While removing the cobalt from solution, the solution is monitored colorimetrically for cobalt until the desired minimum level of cobalt in solution is reached. The fluid bed is then replaced by a fresh bed of reduced nickel oxide and the nickel then plated out to provide a product of substantially high purity, e.g., at least about 98% or higher, for example, over 99%.
The cobalt previously removed from solution together with some of the nickel may be sold as a secondary nickel-cobalt product, particularly for use in the production of alloys, e.g., superalloys.
Still another advantage of the fluid bed process of the invention is in the purifying of nickel leach solutions containing such impurities as Cu, Cd, and Zn. Such impurities can be removed very easily with the fluid bed process prior to recovering the nickel.

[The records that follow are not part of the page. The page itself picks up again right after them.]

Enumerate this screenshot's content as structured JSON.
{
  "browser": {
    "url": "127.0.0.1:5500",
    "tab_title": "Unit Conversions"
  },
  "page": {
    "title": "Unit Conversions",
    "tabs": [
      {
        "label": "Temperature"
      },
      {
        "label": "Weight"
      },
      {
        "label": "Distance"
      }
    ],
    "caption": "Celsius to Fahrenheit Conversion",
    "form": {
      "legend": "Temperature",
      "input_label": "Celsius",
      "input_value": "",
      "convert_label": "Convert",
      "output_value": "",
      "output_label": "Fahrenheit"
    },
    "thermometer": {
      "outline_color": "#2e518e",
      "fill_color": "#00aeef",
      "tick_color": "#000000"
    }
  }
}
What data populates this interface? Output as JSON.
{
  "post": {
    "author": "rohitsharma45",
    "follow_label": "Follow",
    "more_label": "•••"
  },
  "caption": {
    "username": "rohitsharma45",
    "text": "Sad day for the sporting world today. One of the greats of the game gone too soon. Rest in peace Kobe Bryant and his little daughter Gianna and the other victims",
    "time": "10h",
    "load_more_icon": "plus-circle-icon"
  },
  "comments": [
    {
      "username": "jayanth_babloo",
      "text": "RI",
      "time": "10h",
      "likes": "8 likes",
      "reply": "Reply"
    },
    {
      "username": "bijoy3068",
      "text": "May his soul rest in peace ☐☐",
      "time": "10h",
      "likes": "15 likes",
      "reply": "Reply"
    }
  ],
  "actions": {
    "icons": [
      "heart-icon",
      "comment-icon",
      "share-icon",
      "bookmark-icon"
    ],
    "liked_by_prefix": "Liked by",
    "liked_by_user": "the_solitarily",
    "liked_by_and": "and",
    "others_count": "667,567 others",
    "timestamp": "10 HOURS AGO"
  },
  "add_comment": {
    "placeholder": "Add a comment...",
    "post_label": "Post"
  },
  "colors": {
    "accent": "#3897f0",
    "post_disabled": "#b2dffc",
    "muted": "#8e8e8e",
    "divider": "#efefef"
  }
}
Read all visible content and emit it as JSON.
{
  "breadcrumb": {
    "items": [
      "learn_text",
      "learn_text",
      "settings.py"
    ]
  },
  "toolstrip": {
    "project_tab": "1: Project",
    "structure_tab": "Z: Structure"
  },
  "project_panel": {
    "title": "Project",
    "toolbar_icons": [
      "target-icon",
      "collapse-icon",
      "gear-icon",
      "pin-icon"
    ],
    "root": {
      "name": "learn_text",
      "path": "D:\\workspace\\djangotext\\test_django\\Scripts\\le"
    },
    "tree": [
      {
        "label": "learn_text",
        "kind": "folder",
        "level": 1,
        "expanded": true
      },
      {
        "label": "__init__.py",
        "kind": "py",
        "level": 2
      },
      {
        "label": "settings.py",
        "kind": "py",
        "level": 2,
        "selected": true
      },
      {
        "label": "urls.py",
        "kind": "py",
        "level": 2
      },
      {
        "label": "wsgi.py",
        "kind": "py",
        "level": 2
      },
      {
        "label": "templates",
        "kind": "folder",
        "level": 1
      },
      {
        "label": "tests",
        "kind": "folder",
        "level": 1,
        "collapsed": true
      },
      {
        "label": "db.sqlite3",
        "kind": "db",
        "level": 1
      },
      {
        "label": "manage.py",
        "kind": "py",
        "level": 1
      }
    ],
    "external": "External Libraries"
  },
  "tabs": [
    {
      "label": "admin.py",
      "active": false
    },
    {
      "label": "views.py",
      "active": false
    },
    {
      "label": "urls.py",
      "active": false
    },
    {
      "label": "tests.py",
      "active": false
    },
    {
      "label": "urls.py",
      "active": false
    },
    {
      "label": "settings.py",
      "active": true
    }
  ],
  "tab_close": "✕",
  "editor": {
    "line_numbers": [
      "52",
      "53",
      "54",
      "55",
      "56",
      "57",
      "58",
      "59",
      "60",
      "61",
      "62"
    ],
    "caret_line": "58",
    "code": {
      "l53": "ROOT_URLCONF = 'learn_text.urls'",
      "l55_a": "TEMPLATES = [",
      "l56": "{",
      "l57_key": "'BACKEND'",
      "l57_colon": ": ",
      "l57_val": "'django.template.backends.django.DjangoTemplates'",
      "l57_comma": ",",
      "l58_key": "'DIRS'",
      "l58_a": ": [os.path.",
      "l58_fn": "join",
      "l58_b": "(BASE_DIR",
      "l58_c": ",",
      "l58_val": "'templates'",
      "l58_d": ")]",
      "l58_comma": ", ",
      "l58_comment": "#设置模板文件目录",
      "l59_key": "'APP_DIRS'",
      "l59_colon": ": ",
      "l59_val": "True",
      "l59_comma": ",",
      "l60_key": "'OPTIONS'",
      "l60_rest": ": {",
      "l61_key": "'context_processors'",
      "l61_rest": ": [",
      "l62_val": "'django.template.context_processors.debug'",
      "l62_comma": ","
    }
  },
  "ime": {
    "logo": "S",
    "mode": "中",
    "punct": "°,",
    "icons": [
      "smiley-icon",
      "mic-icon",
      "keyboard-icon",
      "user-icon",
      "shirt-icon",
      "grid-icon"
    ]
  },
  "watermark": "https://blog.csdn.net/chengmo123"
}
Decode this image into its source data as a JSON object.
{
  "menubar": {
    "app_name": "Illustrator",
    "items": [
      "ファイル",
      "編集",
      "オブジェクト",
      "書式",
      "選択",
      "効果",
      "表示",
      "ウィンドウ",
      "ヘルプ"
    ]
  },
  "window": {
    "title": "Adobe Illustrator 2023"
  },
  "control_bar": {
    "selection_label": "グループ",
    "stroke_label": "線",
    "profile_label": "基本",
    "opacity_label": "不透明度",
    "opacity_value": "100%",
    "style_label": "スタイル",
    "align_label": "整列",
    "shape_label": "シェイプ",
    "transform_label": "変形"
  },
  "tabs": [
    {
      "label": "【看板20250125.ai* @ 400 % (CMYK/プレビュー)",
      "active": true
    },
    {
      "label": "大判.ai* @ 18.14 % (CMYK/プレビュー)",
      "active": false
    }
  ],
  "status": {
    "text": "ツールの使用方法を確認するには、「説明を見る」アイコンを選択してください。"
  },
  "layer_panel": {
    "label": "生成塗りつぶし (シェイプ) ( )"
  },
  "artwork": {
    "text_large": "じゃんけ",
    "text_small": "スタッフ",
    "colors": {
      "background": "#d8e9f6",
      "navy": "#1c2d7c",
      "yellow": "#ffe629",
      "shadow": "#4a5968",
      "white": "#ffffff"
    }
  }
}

Impurity removal from synthetic sulfuric acid leach liquor was carried out using the fluidized cathode process provided by the invention. The results obtained in a typical test are summarized in Table 6. The current density was 2.22 A/M2, the pH was maintained at 5 with NH4 OH, and the bed expansion was 11 percent. The fluidized bed was made up of 2500 grams of nickel-coated copper particles of 500 to 700 microns in size to simulate the surface of reduced nickel oxide.
TABLE 6 |
______________________________________ |
Time Ni (gpl) Cu (ppm) Cd (ppm) Zn (ppm) |
______________________________________ |
0 66 73 16 12 |
15 66 13 16 9 |
30 66 10 16 7 |
45 66 8 10.5 5 |
60 64 6 0.7 4 |
90 64 3 0.6 1 |
120 -- 3 0.6 1 |
______________________________________ |
These data indicate that Cu, Cd, and Zn can be reduced to very low levels in the feed solution without significantly lowering the nickel concentration.
FIG. 9 illustrates the beneficial effect of increased temperatures on the rate of nickel deposition from solution. As will appear from the figure, the top curve A shows the poor cell response when beginning the experiment at ambient temperature. It was only after the solution heated up due to resistance heating, for example, to 32°C, did the nickel reduction begin. However, by comparison, when the cell temperature was maintained at 70°C (note lower curve B), relatively rapid plating the nickel resulted. Elevating the temperature accelerates the rate of nickel reduction and also decreases both the solubility of oxygen and also the magnitude of the oxygen limiting reduction current.
Thus, in plating out nickel, whether from an acid bath or from an ammoniacal bath, it is important that the temperature be above ambient, for example, over 25°C It is preferred that the bath temperature be at least about 40°C and range up to below the boiling point, e.g., 50°C to 90%.
The effect of nickel concentration on the net current efficiency for nickel deposition at 70°C is shown in FIG. 10 for two current densities. The net current efficiency is that obtained from zero time to the time each sample is taken. The solution simulated a laterite leach solution.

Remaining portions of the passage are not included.